Shares of Housing Development Finance Corporation (HDFC Ltd) hit a 52-week low of Rs 2,321, down 4 per cent on the BSE in Monday’s intra-day trade. In comparison, the S&P BSE Sensex was down 2.3 per cent at 56,858 at 09:53 am.
The stock of mortgage lender has fallen 11 per cent in the last eight trading sessions after the company announced its December quarter (Q3FY22) results on February 2, 2022. The stock dropped below its previous low of Rs 2,354.10 touched on May 5, 2021.

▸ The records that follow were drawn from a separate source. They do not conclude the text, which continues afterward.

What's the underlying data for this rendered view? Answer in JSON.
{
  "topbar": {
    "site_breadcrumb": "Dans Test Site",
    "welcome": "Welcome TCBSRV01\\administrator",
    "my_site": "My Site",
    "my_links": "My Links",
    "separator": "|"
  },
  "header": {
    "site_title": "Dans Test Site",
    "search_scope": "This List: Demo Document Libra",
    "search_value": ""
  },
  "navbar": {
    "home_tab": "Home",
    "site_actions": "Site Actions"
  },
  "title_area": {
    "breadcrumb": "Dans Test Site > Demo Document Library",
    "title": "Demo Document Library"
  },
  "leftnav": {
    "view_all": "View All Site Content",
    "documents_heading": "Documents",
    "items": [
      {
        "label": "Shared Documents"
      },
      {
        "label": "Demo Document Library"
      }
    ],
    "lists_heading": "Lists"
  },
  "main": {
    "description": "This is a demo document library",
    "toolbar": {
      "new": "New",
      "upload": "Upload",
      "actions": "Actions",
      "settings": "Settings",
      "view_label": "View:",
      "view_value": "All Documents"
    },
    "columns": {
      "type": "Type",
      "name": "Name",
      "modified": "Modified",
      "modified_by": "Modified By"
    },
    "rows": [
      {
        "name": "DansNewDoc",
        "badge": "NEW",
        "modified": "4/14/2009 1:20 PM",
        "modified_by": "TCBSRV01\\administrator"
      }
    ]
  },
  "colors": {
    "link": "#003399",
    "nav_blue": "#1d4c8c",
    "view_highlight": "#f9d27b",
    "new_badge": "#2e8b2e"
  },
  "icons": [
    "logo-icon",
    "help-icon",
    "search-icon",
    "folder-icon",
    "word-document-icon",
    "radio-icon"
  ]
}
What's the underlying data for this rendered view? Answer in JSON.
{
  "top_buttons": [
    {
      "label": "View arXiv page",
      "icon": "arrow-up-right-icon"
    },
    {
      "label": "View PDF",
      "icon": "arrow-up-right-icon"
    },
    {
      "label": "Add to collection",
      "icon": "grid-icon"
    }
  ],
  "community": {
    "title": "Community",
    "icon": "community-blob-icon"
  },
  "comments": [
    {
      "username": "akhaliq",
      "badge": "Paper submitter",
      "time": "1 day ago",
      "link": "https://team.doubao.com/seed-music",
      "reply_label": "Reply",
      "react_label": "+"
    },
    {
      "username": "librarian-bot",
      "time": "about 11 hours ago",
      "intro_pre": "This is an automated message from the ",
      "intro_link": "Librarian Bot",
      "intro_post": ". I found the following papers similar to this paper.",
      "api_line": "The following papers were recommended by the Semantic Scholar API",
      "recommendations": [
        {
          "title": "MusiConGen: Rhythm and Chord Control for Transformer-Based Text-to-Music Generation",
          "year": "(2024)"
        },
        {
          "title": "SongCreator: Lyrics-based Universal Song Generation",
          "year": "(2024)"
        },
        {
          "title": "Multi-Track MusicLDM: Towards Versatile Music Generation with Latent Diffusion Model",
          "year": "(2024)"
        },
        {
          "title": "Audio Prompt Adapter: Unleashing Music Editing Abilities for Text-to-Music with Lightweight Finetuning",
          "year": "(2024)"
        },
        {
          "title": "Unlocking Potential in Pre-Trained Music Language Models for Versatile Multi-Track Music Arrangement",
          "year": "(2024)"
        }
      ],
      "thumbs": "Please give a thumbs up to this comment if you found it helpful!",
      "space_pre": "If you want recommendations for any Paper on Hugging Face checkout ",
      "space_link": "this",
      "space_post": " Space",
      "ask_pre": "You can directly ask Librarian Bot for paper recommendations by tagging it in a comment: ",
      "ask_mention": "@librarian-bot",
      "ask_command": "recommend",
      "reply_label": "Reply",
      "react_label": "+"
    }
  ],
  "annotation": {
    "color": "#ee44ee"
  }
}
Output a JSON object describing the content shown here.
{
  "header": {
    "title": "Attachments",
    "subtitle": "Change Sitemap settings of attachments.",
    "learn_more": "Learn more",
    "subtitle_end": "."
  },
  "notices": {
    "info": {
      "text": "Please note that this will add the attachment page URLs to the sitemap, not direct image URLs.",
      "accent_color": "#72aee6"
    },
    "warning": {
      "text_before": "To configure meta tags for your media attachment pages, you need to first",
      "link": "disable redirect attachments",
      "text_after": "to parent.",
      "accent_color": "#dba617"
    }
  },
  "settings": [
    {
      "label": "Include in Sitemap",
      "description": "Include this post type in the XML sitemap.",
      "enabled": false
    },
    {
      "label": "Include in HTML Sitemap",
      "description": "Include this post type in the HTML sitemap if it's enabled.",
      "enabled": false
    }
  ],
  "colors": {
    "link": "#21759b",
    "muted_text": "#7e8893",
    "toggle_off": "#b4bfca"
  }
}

In Q3FY22, HDFC reported a 11 per cent jump in net profit at Rs 3,261 crore, on the back of higher income and lower-than-expected credit loss. Net interest income (NII) of the mortgage lender increased by 7 per cent to Rs 4,284 crore in Q3FY22 compared to Rs 4,005 crore in the year-ago period and net interest margin, a measure of profitability, stood at 3.6 per cent.
Asset quality inched up because the lender recognised some loans as non-performing, which were overdue for less than 90 days. The gross non-performing loans (NPLs) of the lender stood at 2.32 per cent, up 32 basis points sequentially.
Analysts at JP Morgan see HDFC as a low-risk play in the current environment. The company has excess capital and provisions to take care of any large hits in its developer book. Furthermore, mortgage is one of the few sectors where we believe asset quality will hold up in the current environment, the brokerage firm said in Q3 result update.
Competition from State Bank of India (SBI) and other public sector banks is likely to be intense, but HDFC has offsets available in falling cost of funds, improved pricing in the corporate business and better servicing. “We believe the stock offers growth with reasonable value and should remain a core India holding for long-term investors,” JP Morgan said.